Geheimnis des Glaubens, im Kreuz ist Leben

Die alte Frau zeigt auf das Kreuz und sagt: „Der da, der versteht mich.“ Da besuchst du eine Schwerkranke, versuchst sie zu trösten, machst ihr Mut und möchtest Ihr die Krankenkommunion reichen. Sie hört mir zu, unterbricht mich seufzend, zeigt auf das Kreuz neben ihrem Bett und sagt diesen Satz: „Der da, der versteht mich.“ Ich habe lange gebraucht und oft über dieses Wort nachgedacht, bis ich die Botschaft, die dahinter steckt, endlich verstanden habe. Auch wenn ich noch so sehr versuche einfühlsam zu sein, ich trete als Gesunder an das Krankenbett und ich verlasse es auch wieder als Gesunder. Der ohnmächtige Jesus in seinem Schmerz, er ist der kranken Frau wirklich nahe.

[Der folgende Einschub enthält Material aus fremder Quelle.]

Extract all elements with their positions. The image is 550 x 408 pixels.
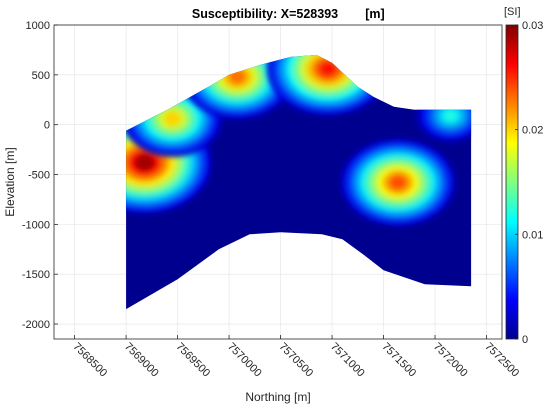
- chart-title-unit: [m]: [365, 7, 384, 21]
- plot-frame: [53, 24, 503, 340]
- y-tick-label: -500: [28, 170, 50, 182]
- colorbar-label: [SI]: [504, 6, 521, 18]
- x-tick-label: 7571000: [328, 341, 367, 380]
- colorbar-tick-label: 0.02: [522, 125, 543, 137]
- x-axis-label: Northing [m]: [245, 390, 310, 404]
- colorbar-tick-label: 0.03: [522, 20, 543, 32]
- colorbar: [505, 24, 519, 340]
- x-tick-label: 7568500: [70, 341, 109, 380]
- x-tick-label: 7569500: [173, 341, 212, 380]
- y-tick-label: 1000: [26, 20, 50, 32]
- x-axis: 7568500 7569000 7569500 7570000 7570500 75710…: [70, 335, 521, 379]
- y-axis-label: Elevation [m]: [3, 147, 17, 216]
- x-tick-label: 7570000: [225, 341, 264, 380]
- y-tick-label: 0: [44, 120, 50, 132]
- anomaly: [340, 138, 456, 227]
- colorbar-tick-label: 0: [522, 334, 528, 346]
- y-tick-label: -2000: [22, 319, 50, 331]
- chart-title: Susceptibility: X=528393: [192, 7, 338, 21]
- y-tick-label: -1500: [22, 269, 50, 281]
- x-tick-label: 7569000: [122, 341, 161, 380]
- x-tick-label: 7572000: [431, 341, 470, 380]
- y-tick-label: -1000: [22, 219, 50, 231]
- colorbar-axis: 0 0.01 0.02 0.03: [515, 20, 543, 346]
- colorbar-tick-label: 0.01: [522, 229, 543, 241]
- x-tick-label: 7570500: [276, 341, 315, 380]
- x-tick-label: 7572500: [482, 341, 521, 380]
- y-tick-label: 500: [32, 70, 50, 82]
- y-axis: 1000 500 0 -500 -1000 -1500 -2000: [22, 20, 58, 331]
- x-tick-label: 7571500: [379, 341, 418, 380]
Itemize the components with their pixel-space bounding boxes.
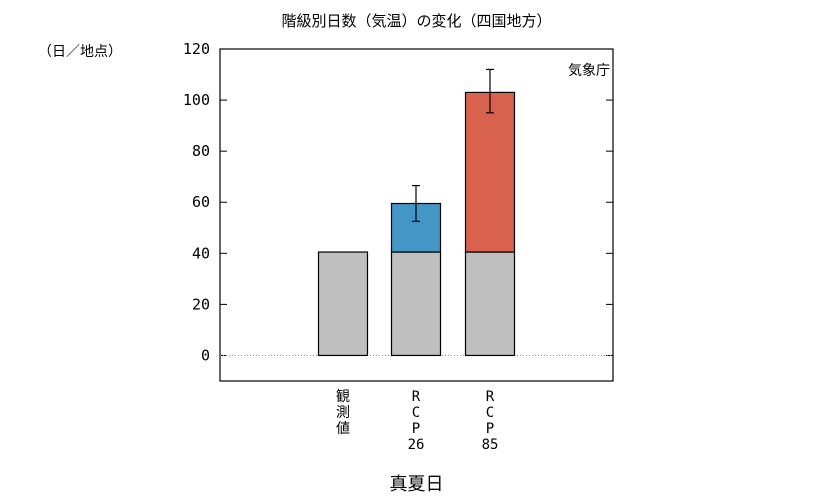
x-category-label: 値	[336, 421, 350, 437]
x-category-label: C	[412, 405, 420, 421]
x-category-label: P	[412, 421, 420, 437]
x-category-label: R	[486, 389, 495, 405]
x-category-label: C	[486, 405, 494, 421]
y-tick-label: 100	[183, 91, 210, 109]
x-category-label: 観	[336, 388, 350, 405]
x-category-label: 測	[336, 405, 350, 421]
x-category-label: R	[412, 389, 421, 405]
bar-segment-change	[464, 91, 516, 253]
y-tick-label: 40	[192, 244, 210, 262]
y-tick-label: 20	[192, 295, 210, 313]
y-tick-label: 0	[201, 346, 210, 364]
x-category-label: 26	[408, 437, 425, 453]
y-axis-unit: （日／地点）	[38, 44, 122, 60]
y-tick-label: 120	[183, 40, 210, 58]
bar-segment-base	[317, 251, 369, 357]
x-category-label: P	[486, 421, 494, 437]
x-axis-title: 真夏日	[389, 474, 444, 495]
y-tick-label: 60	[192, 193, 210, 211]
bar-segment-base	[390, 251, 442, 357]
x-category-label: 85	[482, 437, 499, 453]
y-tick-label: 80	[192, 142, 210, 160]
bar-segment-base	[464, 251, 516, 357]
plot-frame	[219, 48, 614, 382]
source-annotation: 気象庁	[568, 63, 610, 79]
chart-title: 階級別日数（気温）の変化（四国地方）	[281, 12, 552, 30]
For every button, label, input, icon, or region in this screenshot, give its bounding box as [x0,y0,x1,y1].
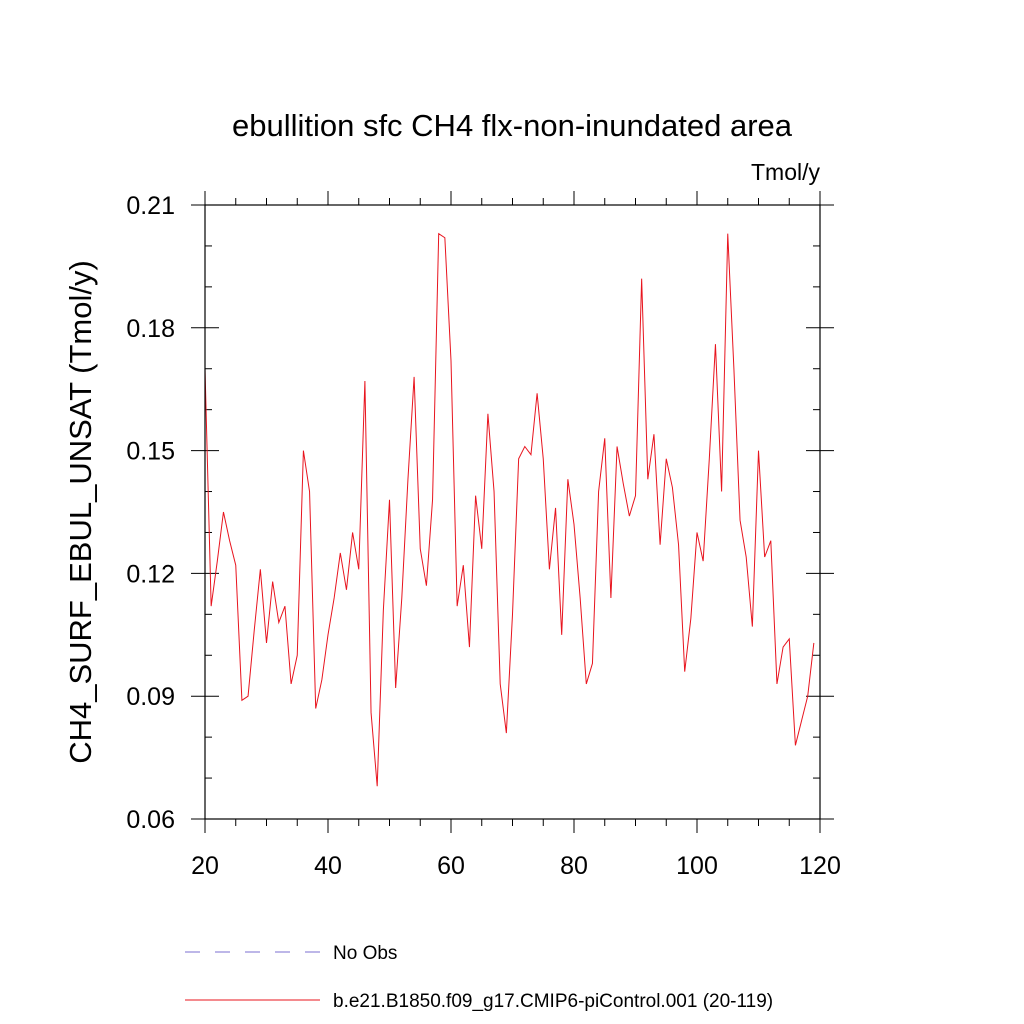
axis-ticks [191,191,834,833]
series-layer [204,232,815,787]
x-tick-label: 120 [799,852,841,880]
tick-labels: 20 40 60 80 100 120 0.06 0.09 0.12 0.15 0.18 0.21 [126,192,841,880]
y-axis-label: CH4_SURF_EBUL_UNSAT (Tmol/y) [63,260,98,764]
y-tick-label: 0.12 [126,560,175,588]
legend-label: b.e21.B1850.f09_g17.CMIP6-piControl.001 … [333,991,773,1012]
series-line [204,232,815,787]
chart-title: ebullition sfc CH4 flx-non-inundated are… [232,108,793,143]
legend: No Obs b.e21.B1850.f09_g17.CMIP6-piContro… [185,943,773,1012]
x-tick-label: 20 [191,852,219,880]
legend-label: No Obs [333,943,397,964]
x-tick-label: 100 [676,852,718,880]
x-tick-label: 80 [560,852,588,880]
y-tick-label: 0.21 [126,192,175,220]
units-label: Tmol/y [751,159,821,185]
x-tick-label: 40 [314,852,342,880]
plot-frame [204,204,821,820]
y-tick-label: 0.09 [126,683,175,711]
x-tick-label: 60 [437,852,465,880]
y-tick-label: 0.06 [126,806,175,834]
y-tick-label: 0.15 [126,438,175,466]
y-tick-label: 0.18 [126,315,175,343]
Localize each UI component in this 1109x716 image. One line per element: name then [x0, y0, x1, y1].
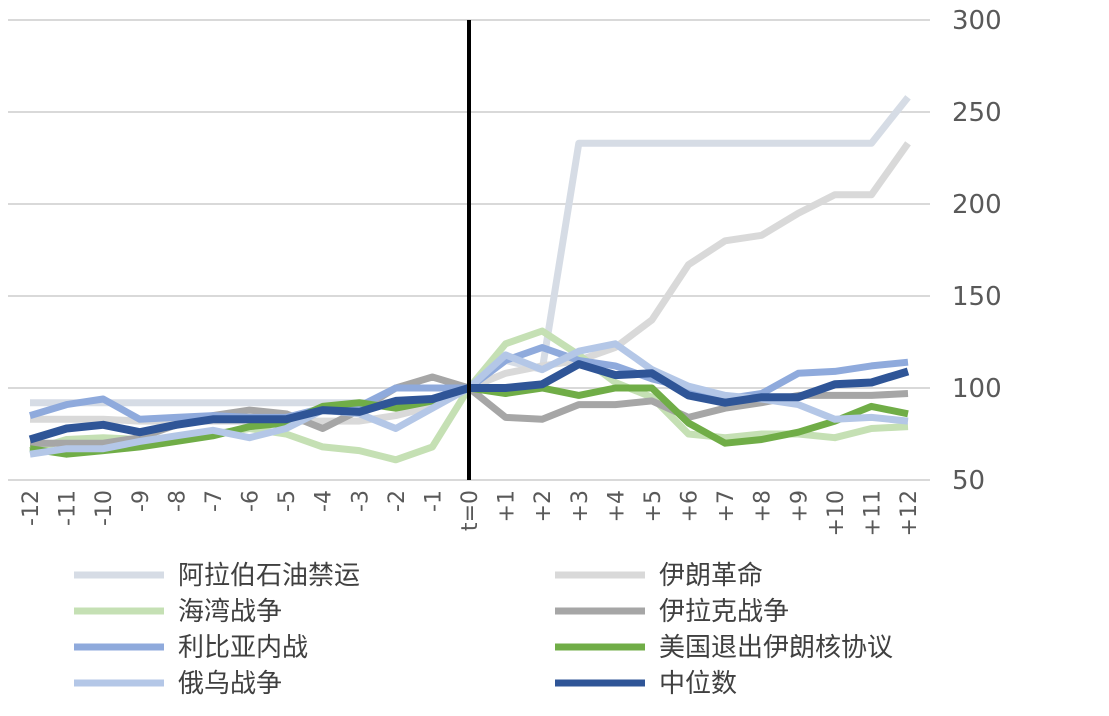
- x-tick-label: t=0: [458, 490, 483, 531]
- x-tick-label: +11: [860, 490, 885, 536]
- x-tick-label: +5: [641, 490, 666, 522]
- x-tick-label: +1: [495, 490, 520, 522]
- x-tick-label: +12: [897, 490, 922, 536]
- legend-label: 伊朗革命: [659, 561, 763, 591]
- y-tick-label: 300: [952, 6, 1002, 36]
- y-tick-label: 250: [952, 98, 1002, 128]
- legend-label: 阿拉伯石油禁运: [178, 561, 360, 591]
- x-tick-label: -5: [275, 490, 300, 512]
- x-tick-label: -11: [56, 490, 81, 526]
- x-tick-label: +7: [714, 490, 739, 522]
- x-tick-label: +8: [751, 490, 776, 522]
- x-tick-label: +4: [604, 490, 629, 522]
- x-tick-label: -12: [19, 490, 44, 526]
- x-axis-labels: -12 -11 -10 -9 -8 -7 -6 -5 -4 -3 -2 -1 t=0 +1 +2 +3 +4 +5…: [19, 490, 922, 536]
- legend-label: 利比亚内战: [178, 633, 308, 663]
- y-tick-label: 100: [952, 374, 1002, 404]
- legend-label: 伊拉克战争: [659, 597, 789, 627]
- x-tick-label: -4: [312, 490, 337, 512]
- x-tick-label: -2: [385, 490, 410, 512]
- x-tick-label: +2: [531, 490, 556, 522]
- x-tick-label: -7: [202, 490, 227, 512]
- legend-label: 俄乌战争: [178, 669, 282, 699]
- x-tick-label: -10: [92, 490, 117, 526]
- x-tick-label: +10: [824, 490, 849, 536]
- x-tick-label: -6: [239, 490, 264, 512]
- y-tick-label: 150: [952, 282, 1002, 312]
- legend-label: 海湾战争: [178, 597, 282, 627]
- y-axis-labels: 50 100 150 200 250 300: [952, 6, 1002, 496]
- x-tick-label: -8: [165, 490, 190, 512]
- x-tick-label: -9: [129, 490, 154, 512]
- x-tick-label: -1: [421, 490, 446, 512]
- x-tick-label: +3: [568, 490, 593, 522]
- y-tick-label: 50: [952, 466, 985, 496]
- legend-label: 中位数: [659, 669, 737, 699]
- x-tick-label: -3: [348, 490, 373, 512]
- x-tick-label: +9: [787, 490, 812, 522]
- legend-label: 美国退出伊朗核协议: [659, 633, 893, 663]
- x-tick-label: +6: [678, 490, 703, 522]
- y-tick-label: 200: [952, 190, 1002, 220]
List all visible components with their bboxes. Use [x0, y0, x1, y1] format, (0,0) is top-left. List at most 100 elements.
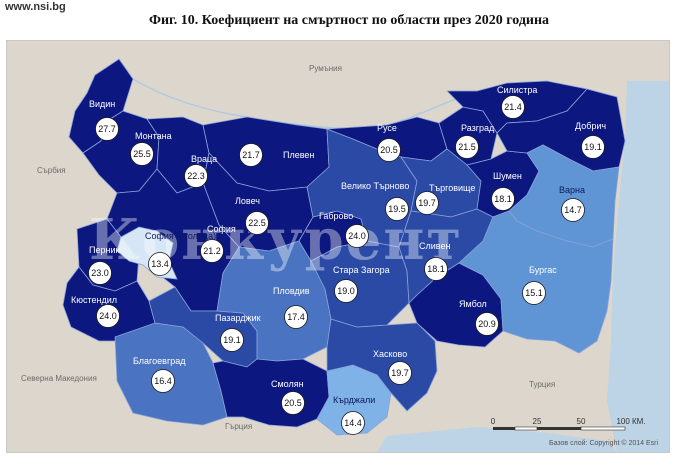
map-frame: Румъния Сърбия Северна Македония Гърция … — [6, 40, 670, 453]
value-badge-circle — [334, 279, 358, 303]
value-badge-text: 20.5 — [380, 145, 398, 155]
value-badge-circle — [424, 257, 448, 281]
site-url[interactable]: www.nsi.bg — [5, 1, 66, 13]
label-greece: Гърция — [225, 422, 252, 431]
value-badge-text: 21.2 — [203, 246, 221, 256]
value-badge-text: 19.7 — [391, 368, 409, 378]
value-badge-circle — [151, 369, 175, 393]
scale-tick-0: 0 — [491, 417, 496, 426]
value-badge-circle — [475, 312, 499, 336]
label-burgas: Бургас — [529, 265, 557, 275]
value-badge-circle — [245, 211, 269, 235]
label-dobrich: Добрич — [575, 121, 606, 131]
value-badge-circle — [345, 224, 369, 248]
value-badge-circle — [455, 135, 479, 159]
value-badge-text: 14.4 — [344, 418, 362, 428]
value-badge-circle — [95, 117, 119, 141]
value-badge-circle — [200, 239, 224, 263]
value-badge-circle — [501, 95, 525, 119]
value-badge-circle — [184, 164, 208, 188]
value-badge-circle — [88, 261, 112, 285]
basemap-credit: Базов слой: Copyright © 2014 Esri — [549, 439, 658, 447]
value-badges: 27.7 25.5 22.3 21.7 22.5 21.2 13.4 23.0 24.0 16.4… — [88, 95, 605, 435]
value-badge-circle — [491, 187, 515, 211]
label-north-macedonia: Северна Македония — [21, 374, 97, 383]
label-vratsa: Враца — [191, 154, 217, 164]
label-pazardzhik: Пазарджик — [215, 313, 261, 323]
label-haskovo: Хасково — [373, 349, 407, 359]
value-badge-text: 19.5 — [388, 204, 406, 214]
label-sofia: София — [207, 224, 236, 234]
value-badge-text: 18.1 — [427, 264, 445, 274]
value-badge-text: 22.3 — [187, 171, 205, 181]
value-badge-text: 15.1 — [525, 288, 543, 298]
value-badge-text: 13.4 — [151, 259, 169, 269]
scale-segment — [537, 427, 581, 430]
value-badge-circle — [522, 281, 546, 305]
label-yambol: Ямбол — [459, 299, 487, 309]
label-kardzhali: Кърджали — [333, 395, 375, 405]
scale-segment — [493, 427, 515, 430]
label-razgrad: Разград — [461, 123, 495, 133]
value-badge-circle — [388, 361, 412, 385]
value-badge-text: 22.5 — [248, 218, 266, 228]
label-romania: Румъния — [309, 64, 342, 73]
label-vidin: Видин — [89, 99, 115, 109]
value-badge-text: 20.5 — [284, 398, 302, 408]
scale-tick-100: 100 КМ. — [616, 417, 645, 426]
choropleth-map: Румъния Сърбия Северна Македония Гърция … — [7, 41, 669, 452]
value-badge-circle — [284, 305, 308, 329]
label-pernik: Перник — [89, 245, 119, 255]
scale-segment — [580, 426, 626, 431]
value-badge-text: 21.7 — [242, 150, 260, 160]
scale-tick-50: 50 — [577, 417, 586, 426]
value-badge-circle — [377, 138, 401, 162]
value-badge-text: 23.0 — [91, 268, 109, 278]
label-kyustendil: Кюстендил — [71, 295, 117, 305]
value-badge-text: 17.4 — [287, 312, 305, 322]
value-badge-text: 16.4 — [154, 376, 172, 386]
value-badge-circle — [148, 252, 172, 276]
label-varna: Варна — [559, 185, 585, 195]
value-badge-circle — [130, 142, 154, 166]
label-smolyan: Смолян — [271, 379, 304, 389]
value-badge-text: 19.1 — [584, 142, 602, 152]
value-badge-text: 19.1 — [223, 335, 241, 345]
value-badge-text: 21.4 — [504, 102, 522, 112]
value-badge-circle — [281, 391, 305, 415]
label-veliko-tarnovo: Велико Търново — [341, 181, 409, 191]
value-badge-circle — [385, 197, 409, 221]
label-ruse: Русе — [377, 123, 397, 133]
value-badge-text: 24.0 — [348, 231, 366, 241]
label-blagoevgrad: Благоевград — [133, 356, 186, 366]
value-badge-text: 20.9 — [478, 319, 496, 329]
value-badge-text: 25.5 — [133, 149, 151, 159]
label-serbia: Сърбия — [37, 166, 66, 175]
value-badge-circle — [96, 304, 120, 328]
value-badge-text: 18.1 — [494, 194, 512, 204]
label-targovishte: Търговище — [429, 183, 475, 193]
aegean-sea — [377, 427, 617, 452]
value-badge-circle — [561, 198, 585, 222]
label-turkey: Турция — [529, 380, 555, 389]
value-badge-text: 19.0 — [337, 286, 355, 296]
scale-segment — [514, 426, 538, 431]
value-badge-text: 19.7 — [418, 198, 436, 208]
value-badge-circle — [581, 135, 605, 159]
label-gabrovo: Габрово — [319, 211, 353, 221]
label-sofia-city: София (столица) — [145, 231, 216, 241]
label-lovech: Ловеч — [235, 196, 260, 206]
value-badge-circle — [220, 328, 244, 352]
value-badge-text: 24.0 — [99, 311, 117, 321]
value-badge-circle — [239, 143, 263, 167]
value-badge-circle — [415, 191, 439, 215]
black-sea — [607, 81, 669, 452]
value-badge-text: 27.7 — [98, 124, 116, 134]
value-badge-circle — [341, 411, 365, 435]
label-shumen: Шумен — [493, 171, 522, 181]
region-smolyan[interactable] — [212, 358, 330, 428]
figure-title: Фиг. 10. Коефициент на смъртност по обла… — [148, 13, 550, 28]
region-labels: Видин Монтана Враца Плевен Ловеч София С… — [71, 85, 606, 405]
label-stara-zagora: Стара Загора — [333, 265, 390, 275]
label-plovdiv: Пловдив — [273, 286, 310, 296]
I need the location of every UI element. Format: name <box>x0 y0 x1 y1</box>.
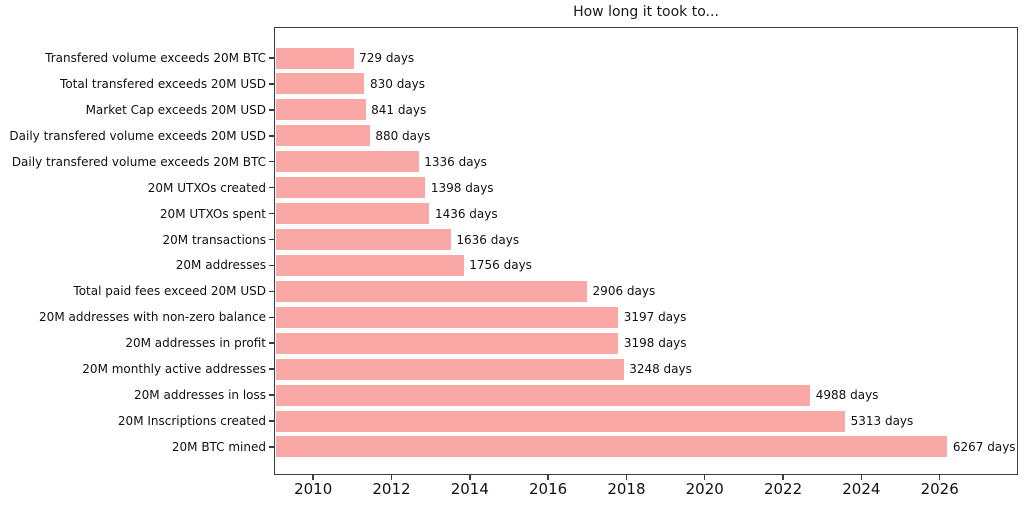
bar <box>275 47 354 69</box>
bar-value-label: 1436 days <box>434 206 498 221</box>
bar <box>275 436 948 458</box>
x-axis-tick <box>547 475 549 480</box>
y-axis-tick <box>269 160 274 163</box>
y-axis-tick <box>269 394 274 396</box>
y-axis-tick <box>269 420 274 422</box>
y-axis-category-label: 20M addresses with non-zero balance <box>39 310 266 325</box>
y-axis-tick <box>269 57 274 59</box>
bar-value-label: 880 days <box>375 128 431 143</box>
bar-value-label: 3197 days <box>623 310 687 325</box>
y-axis-category-label: Transfered volume exceeds 20M BTC <box>45 51 266 65</box>
y-axis-category-label: 20M addresses in loss <box>134 388 266 403</box>
x-axis-tick-label: 2016 <box>529 480 568 498</box>
bar <box>275 229 451 250</box>
y-axis-category-label: 20M transactions <box>162 232 266 247</box>
x-axis-tick-label: 2010 <box>294 480 333 498</box>
bar-value-label: 2906 days <box>592 284 656 299</box>
bar <box>275 358 624 380</box>
bar-value-label: 3198 days <box>623 336 687 351</box>
x-axis-tick <box>312 475 314 480</box>
bar-value-label: 1336 days <box>424 154 487 169</box>
y-axis-category-label: 20M Inscriptions created <box>117 414 266 429</box>
y-axis-category-label: Total paid fees exceed 20M USD <box>73 284 266 299</box>
bar <box>275 254 464 276</box>
x-axis-tick-label: 2018 <box>607 480 646 498</box>
y-axis-category-label: 20M UTXOs spent <box>159 206 266 221</box>
y-axis-category-label: Total transfered exceeds 20M USD <box>60 76 266 91</box>
bar <box>275 332 619 354</box>
x-axis-tick-label: 2022 <box>763 480 803 498</box>
y-axis-category-label: 20M monthly active addresses <box>82 362 266 377</box>
bar-value-label: 4988 days <box>815 388 879 403</box>
bar-value-label: 3248 days <box>629 362 692 377</box>
x-axis-tick <box>860 475 863 480</box>
bar <box>275 99 366 121</box>
bar-value-label: 1756 days <box>469 258 532 273</box>
bar-value-label: 841 days <box>371 102 427 117</box>
bar-value-label: 1636 days <box>456 232 520 247</box>
y-axis-tick <box>269 135 274 137</box>
y-axis-tick <box>269 109 274 111</box>
bar <box>275 306 619 328</box>
x-axis-tick <box>703 475 706 480</box>
y-axis-category-label: Market Cap exceeds 20M USD <box>85 102 266 117</box>
bar-value-label: 6267 days <box>952 439 1016 454</box>
bar <box>275 125 370 147</box>
x-axis-tick-label: 2026 <box>920 480 959 498</box>
bar-value-label: 1398 days <box>430 180 494 195</box>
bar <box>275 410 846 432</box>
x-axis-tick-label: 2014 <box>450 480 489 498</box>
bar <box>275 177 426 199</box>
y-axis-tick <box>269 316 274 319</box>
y-axis-category-label: 20M addresses <box>175 258 266 273</box>
y-axis-tick <box>269 446 274 448</box>
y-axis-category-label: Daily transfered volume exceeds 20M USD <box>9 128 266 143</box>
bar <box>275 280 588 302</box>
x-axis-tick <box>938 475 941 480</box>
bar-value-label: 830 days <box>369 76 426 91</box>
x-axis-tick <box>625 475 628 480</box>
y-axis-category-label: 20M BTC mined <box>171 439 266 454</box>
x-axis-tick <box>782 475 784 480</box>
y-axis-tick <box>269 238 274 241</box>
y-axis-tick <box>269 264 274 267</box>
y-axis-tick <box>269 83 274 85</box>
y-axis-category-label: 20M addresses in profit <box>125 336 266 351</box>
x-axis-tick <box>469 475 471 480</box>
plot-area <box>274 27 1018 475</box>
y-axis-tick <box>269 342 274 344</box>
bar <box>275 73 365 95</box>
x-axis-tick <box>390 475 393 480</box>
bar <box>275 151 419 173</box>
bar-value-label: 5313 days <box>850 414 914 429</box>
chart-title: How long it took to... <box>573 4 719 20</box>
x-axis-tick-label: 2020 <box>685 480 724 498</box>
bar <box>275 384 811 406</box>
y-axis-tick <box>269 368 274 370</box>
y-axis-tick <box>269 212 274 215</box>
y-axis-tick <box>269 186 274 189</box>
y-axis-category-label: 20M UTXOs created <box>147 180 266 195</box>
bar <box>275 203 430 225</box>
y-axis-tick <box>269 290 274 293</box>
x-axis-tick-label: 2024 <box>842 480 881 498</box>
x-axis-tick-label: 2012 <box>372 480 411 498</box>
y-axis-category-label: Daily transfered volume exceeds 20M BTC <box>11 154 266 169</box>
bar-value-label: 729 days <box>359 51 415 65</box>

Der leidende Jesus, der Schmerzensmann, er steht heute am Karfreitag vor uns. „Mit lautem Schreien und unter Tränen“, wie es im Hebräerbrief (5,7) überliefert ist, hat der Herr Gebete und Bitten vor Gott gebracht. Ja dieser Jesus ist der kranken Frau wirklich nahe. Auch für Jesus gab es keinen Weg vorbei am Leid, am Schmerz, an der Entwürdigung, auch nicht vorbei am Tod. Der Herr hat diesen unmenschlichen Weg in den Tod auf sich genommen. Nur durch den Tod hindurch, ist ein Weg über den Tod hinaus. Auf der „Schädelhöhe“ hängt er hilflos am Galgen seiner Zeit – am Kreuz.

„Seht das Kreuz, an dem der Herr gehangen, das Heil der Welt. Kommt lasset uns anbeten.“ Das Kreuz ist das Zeichen für uns Christen und für unseren Glauben. Nicht, weil es ein schönes Schmuckstück ist, oder weil es unsere Wohnung so schön ziert, nein, weil es der Dreh und Angelpunkt unseres Glaubens ist. Im Kreuz ist das Leben.

Liebe Schwestern und Brüder, in meinem Stundenbuch habe ich ein Bild, das Johannes Paul II zeigt; in den Händen trägt er seinen Hirtenstab, der nicht mit einer Krümmung, sondern mit einem Kreuz versehen ist. Um so älter der Papst wurde, um so mehr konnte man den Eindruck gewinnen, dass er mit diesem Kreuz verwachsen sei. Manchmal hatte ich den Eindruck, dass nicht nur er das Kreuz hielt, sondern auch umgekehrt das Kreuz ihn. „Er hält das Kreuz und der Gekreuzigte hält ihn“. Das ist für mich die verborgene Wirklichkeit des Glaubens an Jesus, die befreiend in unser Leben hineinreicht. Wenn uns die Arme schwer werden und, wie wir es in diesen Tagen durch den Corona Virus erfahren, das Leben zur Belastung wird. Wenn die Sorgen zu groß sind, die Herausforderungen zur Überforderung, die Ängste zu stark werden, weil wir nicht wissen und einschätzen können, was noch kommt, dann ist Jesus für uns da, um uns festzuhalten.

Martin Luther soll einmal gesagt haben: „Entweder hängen uns die Sorgen am Hals, oder sie hängen mit Jesus am Kreuz.“ Weil der Gekreuzigte der Auferstandene ist, dürfen wir uns jeden Tag und bei allem, was auch kommen mag, mit unserem Herz und Leben an ihn hängen. Vertrauen wir darauf, dass er, als unser Bruder, auch in diesen schweren Tagen an unserer Seite ist, damit auch wir sagen können: „Der da, der versteht mich!“

In der Hoffnung, dass wir uns bald wiedersehen, grüßt Sie herzlich, Ihr Diakon Rudolf Schmitz und wünscht Ihnen einen besinnlichen Karfreitag und Gottes Segen und Schutz in diesen schweren Tagen.